Qualifications & Experience

  • 7-10+ years of hands-on experience implementing and operating data capabilities and cutting-edge solutions in a cloud environment, with expertise in data lakehouses, master/reference data management, data quality, and analytics/AI ML.
  • In-depth knowledge and hands-on experience with AWS Glue services and the AWS Data Engineering & Analytics ecosystem.
  • Strong understanding of RAG, fine-tuning, vectorization, and prompt engineering techniques for optimizing LLM performance.
  • Hands-on experience developing DataOps and ETL solutions using AWS data services (e.g., Redshift, RDS, Athena, Lake Formation), Cloudera Data Platform, and Tableau Labs.
  • 5+ years of experience in data platform engineering or software development.
  • Proficiency in creating and maintaining optimal data pipeline architecture for large, complex datasets.
  • Strong programming skills in Python, R, PyTorch, PySpark, Pandas, Scala, etc.
  • Experience with SQL and database technologies such as OpenSearch, MySQL, PostgreSQL, Presto, etc.
  • Proficient in implementing, integrating, and managing LLMs, with a deep understanding of their capabilities and applications.
  • Experience with cloud platforms (e.g., Azure, Google Cloud), orchestration engines (e.g., Airflow), and containerization technologies (e.g., Docker, Kubernetes) is advantageous.
  • Excellent communication and collaboration skills, with functional knowledge or prior experience in the Life Sciences Research and Development domain considered a plus.
  • Demonstrated ability to improve processes, structures, and knowledge, providing strong recommendations and executing complex solutions effectively.

#LI-Hybrid

If you come across a role that intrigues you but doesn’t perfectly line up with your resume, we encourage you to apply anyway.
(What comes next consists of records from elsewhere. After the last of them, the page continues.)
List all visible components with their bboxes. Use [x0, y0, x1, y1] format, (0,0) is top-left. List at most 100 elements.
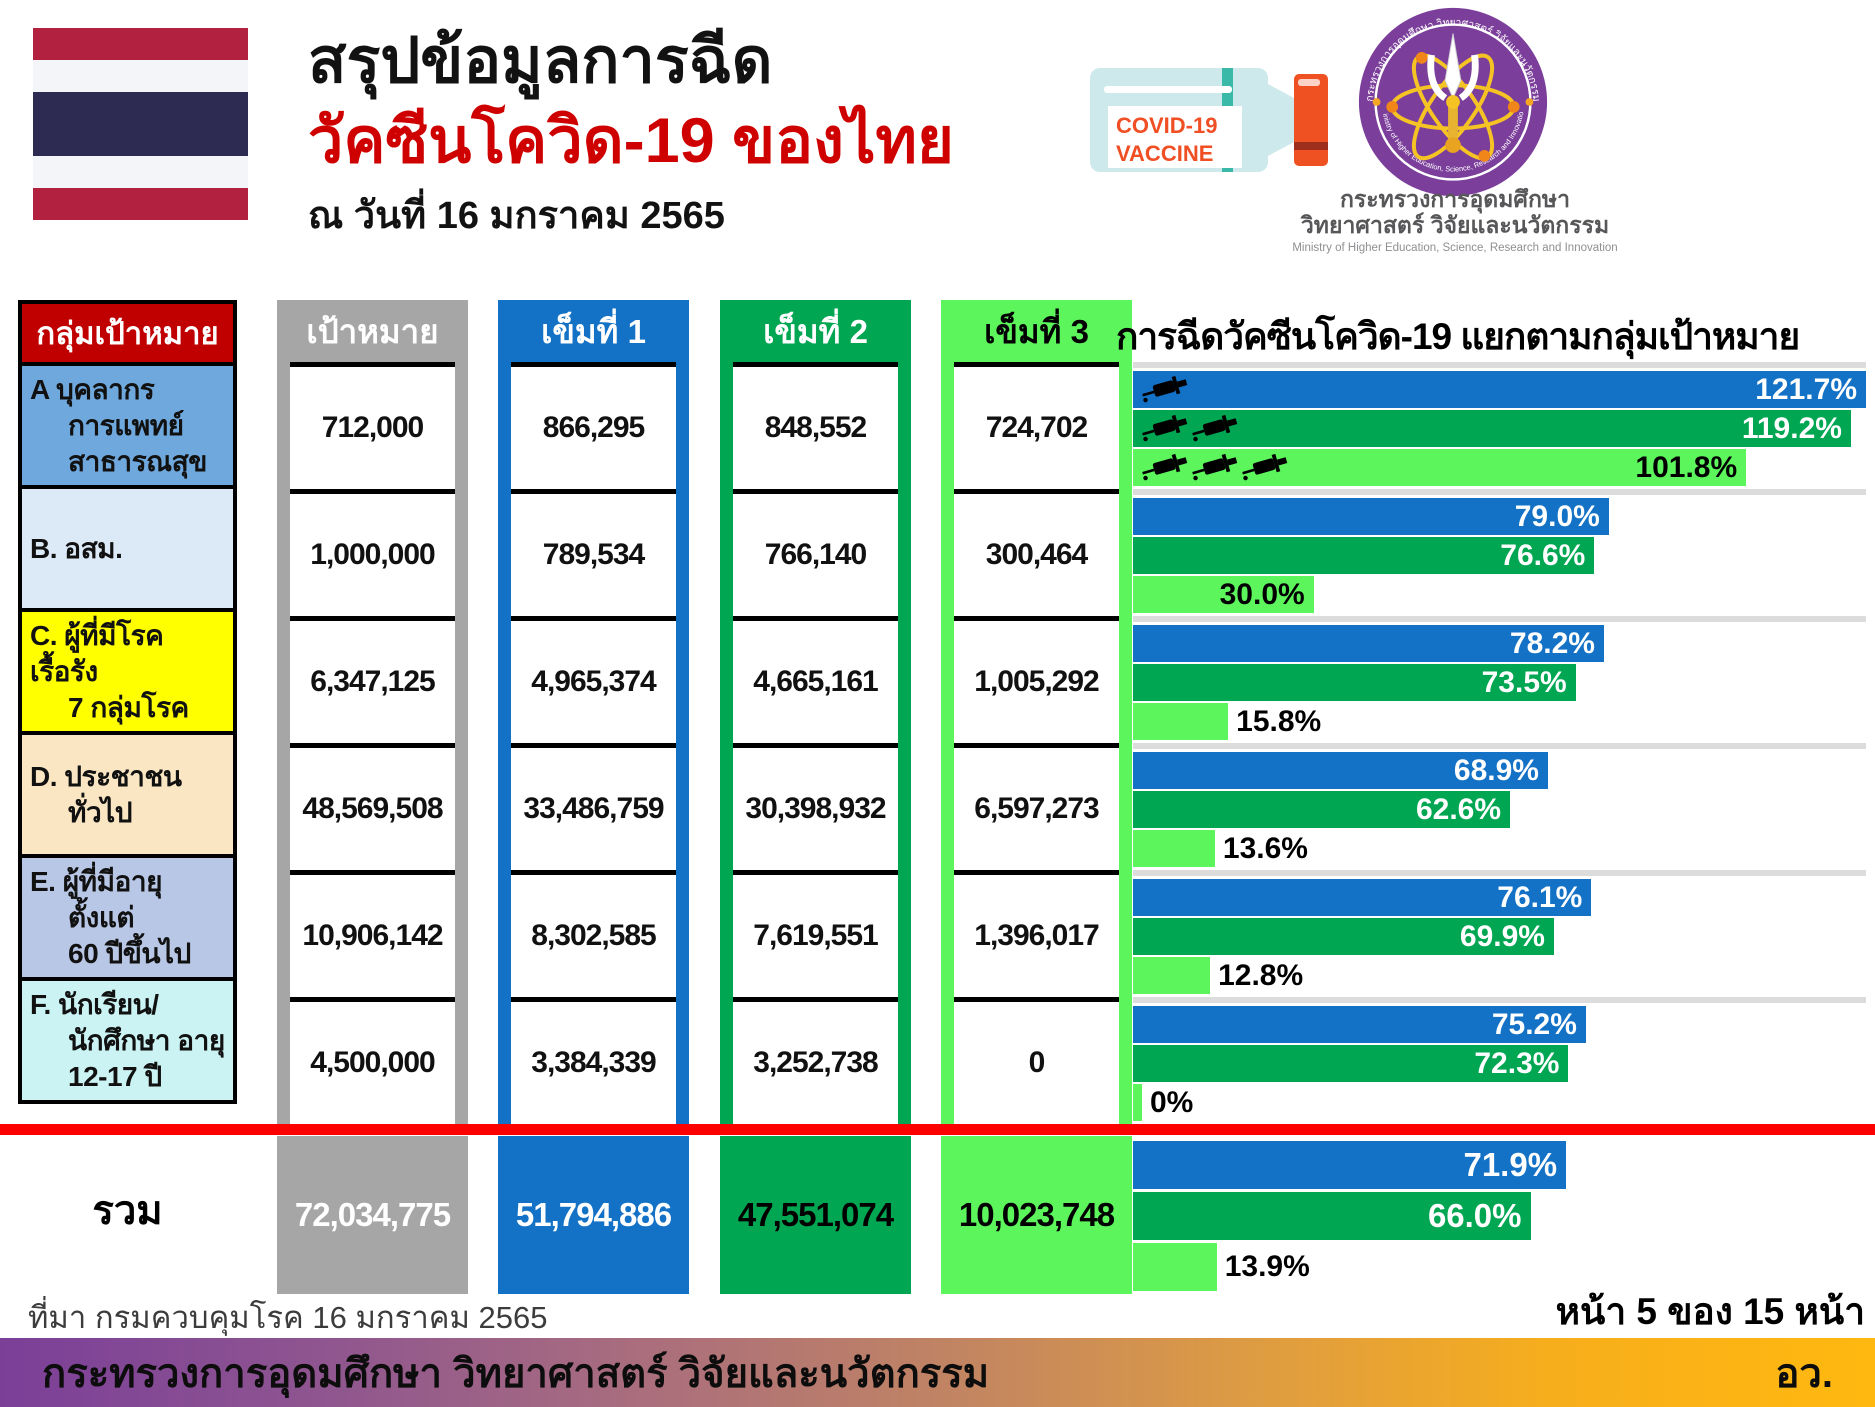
syringe-icon	[1242, 453, 1288, 481]
chart-bar-row: 72.3%	[1133, 1044, 1866, 1083]
chart-bar-group: 79.0% 76.6% 30.0%	[1133, 489, 1866, 616]
bar-value-label: 101.8%	[1635, 450, 1738, 484]
vial-label-line2: VACCINE	[1116, 141, 1213, 166]
chart-bar-row: 13.9%	[1133, 1241, 1866, 1292]
syringe-icons	[1141, 374, 1189, 404]
bar-value-label: 75.2%	[1491, 1007, 1577, 1041]
ministry-caption-line2: วิทยาศาสตร์ วิจัยและนวัตกรรม	[1300, 212, 1610, 239]
table-cell: 3,384,339	[511, 997, 676, 1124]
bar: 71.9%	[1133, 1140, 1567, 1189]
chart-bar-group: 75.2% 72.3% 0%	[1133, 997, 1866, 1124]
bar-value-label: 76.1%	[1497, 880, 1583, 914]
flag-stripe	[33, 28, 248, 60]
row-label: D. ประชาชน ทั่วไป	[22, 731, 233, 854]
row-label-line: การแพทย์	[68, 409, 184, 441]
syringe-icon	[1142, 453, 1188, 481]
chart-bar-row: 119.2%	[1133, 409, 1866, 448]
bar-value-label: 119.2%	[1741, 411, 1842, 445]
table-cell: 4,665,161	[733, 616, 898, 743]
table-cell: 33,486,759	[511, 743, 676, 870]
bar: 69.9%	[1133, 918, 1554, 955]
table-cell: 766,140	[733, 489, 898, 616]
column-header: เข็มที่ 2	[720, 300, 911, 362]
bar-value-label: 62.6%	[1415, 792, 1502, 826]
page-title-line1: สรุปข้อมูลการฉีด	[308, 26, 773, 96]
chart-bar-row: 75.2%	[1133, 1005, 1866, 1044]
chart-bar-row: 121.7%	[1133, 370, 1866, 409]
bar: 62.6%	[1133, 791, 1511, 828]
table-cell: 0	[954, 997, 1119, 1124]
row-label-line: 7 กลุ่มโรค	[68, 691, 189, 723]
flag-stripe	[33, 156, 248, 188]
chart-bar-row: 73.5%	[1133, 663, 1866, 702]
data-column-3: เข็มที่ 2 848,552 766,140 4,665,161 30,398,9…	[720, 300, 911, 1124]
table-cell: 8,302,585	[511, 870, 676, 997]
bar: 78.2%	[1133, 625, 1604, 662]
chart-bar-row: 101.8%	[1133, 448, 1866, 487]
total-block: 47,551,074	[720, 1136, 911, 1294]
syringe-icon	[1192, 453, 1238, 481]
chart-bar-row: 79.0%	[1133, 497, 1866, 536]
table-cell: 48,569,508	[290, 743, 455, 870]
table-cell: 1,005,292	[954, 616, 1119, 743]
bar-value-label: 79.0%	[1514, 499, 1600, 533]
bar-value-label: 78.2%	[1509, 626, 1595, 660]
bar-value-label: 76.6%	[1500, 538, 1586, 572]
chart-bar-row: 76.1%	[1133, 878, 1866, 917]
total-block: 51,794,886	[498, 1136, 689, 1294]
bar: 79.0%	[1133, 498, 1609, 535]
total-block: 10,023,748	[941, 1136, 1132, 1294]
row-label: B. อสม.	[22, 485, 233, 608]
bar-value-label: 0%	[1150, 1085, 1194, 1119]
row-label-line: 12-17 ปี	[68, 1060, 162, 1092]
bar	[1133, 1242, 1217, 1291]
bar-value-label: 73.5%	[1481, 665, 1567, 699]
table-cell: 10,906,142	[290, 870, 455, 997]
table-cell: 848,552	[733, 362, 898, 489]
bar: 119.2%	[1133, 410, 1851, 447]
chart-bar-row: 0%	[1133, 1083, 1866, 1122]
table-cell: 30,398,932	[733, 743, 898, 870]
table-cell: 3,252,738	[733, 997, 898, 1124]
data-column-1: เป้าหมาย 712,000 1,000,000 6,347,125 48,569,…	[277, 300, 468, 1124]
flag-stripe	[33, 59, 248, 92]
chart-bar-row: 15.8%	[1133, 702, 1866, 741]
column-header: เป้าหมาย	[277, 300, 468, 362]
bar: 30.0%	[1133, 576, 1314, 613]
column-body: 724,702 300,464 1,005,292 6,597,273 1,396,01…	[941, 362, 1132, 1124]
row-label-line: ตั้งแต่	[68, 901, 135, 933]
trident-icon	[1427, 33, 1479, 153]
chart-bar-row: 62.6%	[1133, 790, 1866, 829]
syringe-icon	[1142, 414, 1188, 442]
column-body: 848,552 766,140 4,665,161 30,398,932 7,619,5…	[720, 362, 911, 1124]
row-label: E. ผู้ที่มีอายุ ตั้งแต่ 60 ปีขึ้นไป	[22, 854, 233, 977]
report-date: ณ วันที่ 16 มกราคม 2565	[308, 195, 725, 237]
flag-stripe	[33, 91, 248, 157]
ministry-logo: กระทรวงการอุดมศึกษา วิทยาศาสตร์ วิจัยและ…	[1355, 4, 1548, 197]
vial-label-line1: COVID-19	[1116, 113, 1217, 138]
chart-bar-row: 13.6%	[1133, 829, 1866, 868]
bar-value-label: 66.0%	[1427, 1196, 1522, 1234]
row-label-line: E. ผู้ที่มีอายุ	[30, 865, 163, 897]
chart-bar-group: 68.9% 62.6% 13.6%	[1133, 743, 1866, 870]
target-group-column: กลุ่มเป้าหมาย A บุคลากร การแพทย์ สาธารณสุข B…	[18, 300, 237, 1104]
bar	[1133, 1084, 1142, 1121]
source-note: ที่มา กรมควบคุมโรค 16 มกราคม 2565	[28, 1300, 548, 1335]
bar: 101.8%	[1133, 449, 1747, 486]
bar-value-label: 13.6%	[1222, 831, 1308, 865]
ministry-caption-line1: กระทรวงการอุดมศึกษา	[1340, 186, 1570, 212]
row-label-line: F. นักเรียน/	[30, 988, 159, 1020]
bar-value-label: 121.7%	[1755, 372, 1857, 406]
chart-bar-group: 121.7% 119.2% 101.8%	[1133, 362, 1866, 489]
table-cell: 724,702	[954, 362, 1119, 489]
total-row-label: รวม	[92, 1189, 163, 1233]
chart-bar-row: 66.0%	[1133, 1190, 1866, 1241]
flag-stripe	[33, 187, 248, 220]
bar: 72.3%	[1133, 1045, 1569, 1082]
table-cell: 712,000	[290, 362, 455, 489]
table-cell: 300,464	[954, 489, 1119, 616]
column-header: เข็มที่ 3	[941, 300, 1132, 362]
bar	[1133, 830, 1215, 867]
row-label-line: A บุคลากร	[30, 373, 155, 405]
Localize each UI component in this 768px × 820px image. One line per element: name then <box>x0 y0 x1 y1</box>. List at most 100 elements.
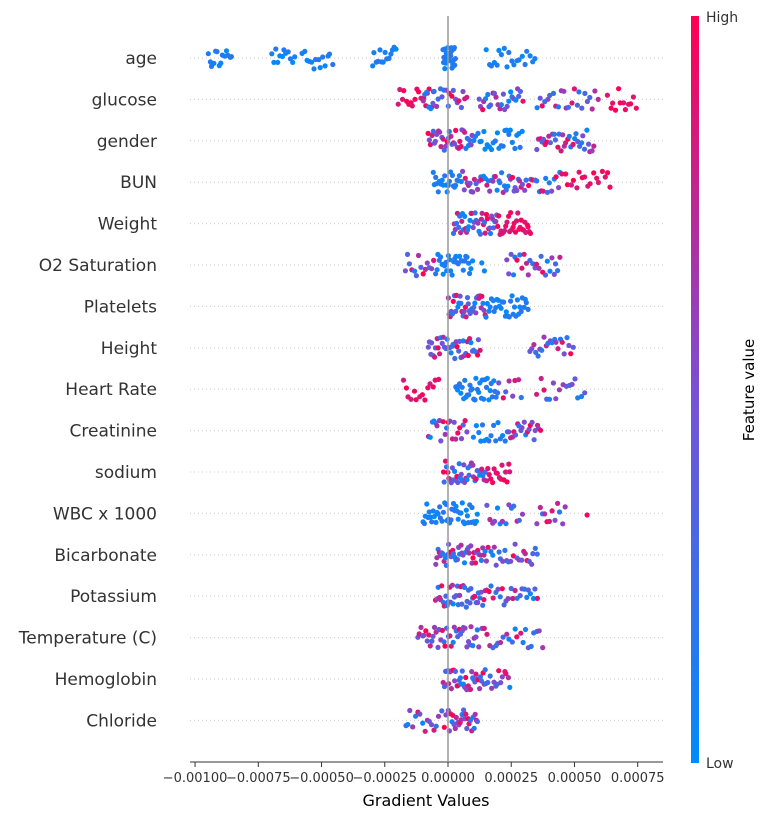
data-point <box>473 476 479 482</box>
data-point <box>555 144 561 150</box>
data-point <box>482 146 488 152</box>
data-point <box>540 136 547 142</box>
data-point <box>470 189 476 195</box>
data-point <box>571 86 578 92</box>
data-point <box>430 384 436 390</box>
data-point <box>403 385 409 391</box>
data-point <box>292 54 298 60</box>
data-point <box>556 387 563 393</box>
data-point <box>512 432 519 438</box>
data-point <box>454 344 460 350</box>
data-point <box>273 46 279 52</box>
data-point <box>417 711 423 717</box>
data-point <box>419 392 425 398</box>
data-point <box>456 173 462 179</box>
data-point <box>479 260 485 266</box>
data-point <box>211 60 217 66</box>
data-point <box>484 478 490 484</box>
data-point <box>582 174 588 180</box>
data-point <box>485 544 491 550</box>
data-point <box>576 169 582 175</box>
data-point <box>442 66 448 72</box>
data-point <box>463 604 469 610</box>
data-point <box>440 136 446 142</box>
data-point <box>493 562 499 568</box>
data-point <box>481 625 487 632</box>
data-point <box>423 628 429 634</box>
data-point <box>493 94 499 100</box>
data-point <box>527 53 533 59</box>
data-point <box>496 213 502 219</box>
data-point <box>453 182 459 188</box>
data-point <box>479 422 486 428</box>
data-point <box>570 177 577 183</box>
data-point <box>503 389 509 395</box>
data-point <box>408 396 414 402</box>
data-point <box>477 595 483 601</box>
data-point <box>457 138 463 144</box>
data-point <box>487 516 493 523</box>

You could be one step away from work that will transform your life and career.

Uniquely Interesting Work, Life-changing Careers
With a single vision as inspiring as “Transforming patients’ lives through science™ ”, every BMS employee plays an integral role in work that goes far beyond ordinary. Each of us is empowered to apply our individual talents and unique perspectives in an inclusive culture, promoting diversity in clinical trials, while our shared values of passion, innovation, urgency, accountability, inclusion and integrity bring out the highest potential of each of our colleagues.

On-site Protocol

BMS has a diverse occupancy structure that determines where an employee is required to conduct their work. This structure includes site-essential, site-by-design, field-based and remote-by-design jobs. The occupancy type that you are assigned is determined by the nature and responsibilities of your role:

Site-essential roles require 100% of shifts onsite at your assigned facility. Site-by-design roles may be eligible for a hybrid work model with at least 50% onsite at your assigned facility. For these roles, onsite presence is considered an essential job function and is critical to collaboration, innovation, productivity, and a positive Company culture. For field-based and remote-by-design roles the ability to physically travel to visit customers, patients or business partners and to attend meetings on behalf of BMS as directed is an essential job function.

BMS is dedicated to ensuring that people with disabilities can excel through a transparent recruitment process, reasonable workplace accommodations/adjustments and ongoing support in their roles. Applicants can request a reasonable workplace accommodation/adjustment prior to accepting a job offer. If you require reasonable accommodations/adjustments in completing this application, or in any part of the recruitment process, direct your inquiries to adastaffingsupport@bms.com. Visit careers.bms.com/eeo-accessibility to access our complete Equal Employment Opportunity statement.

BMS cares about your well-being and the well-being of our staff, customers, patients, and communities. As a result, the Company strongly recommends that all employees be fully vaccinated for Covid-19 and keep up to date with Covid-19 boosters.

BMS will consider for employment qualified applicants with arrest and conviction records, pursuant to applicable laws in your area.

Any data processed in connection with role applications will be treated in accordance with applicable data privacy policies and regulations.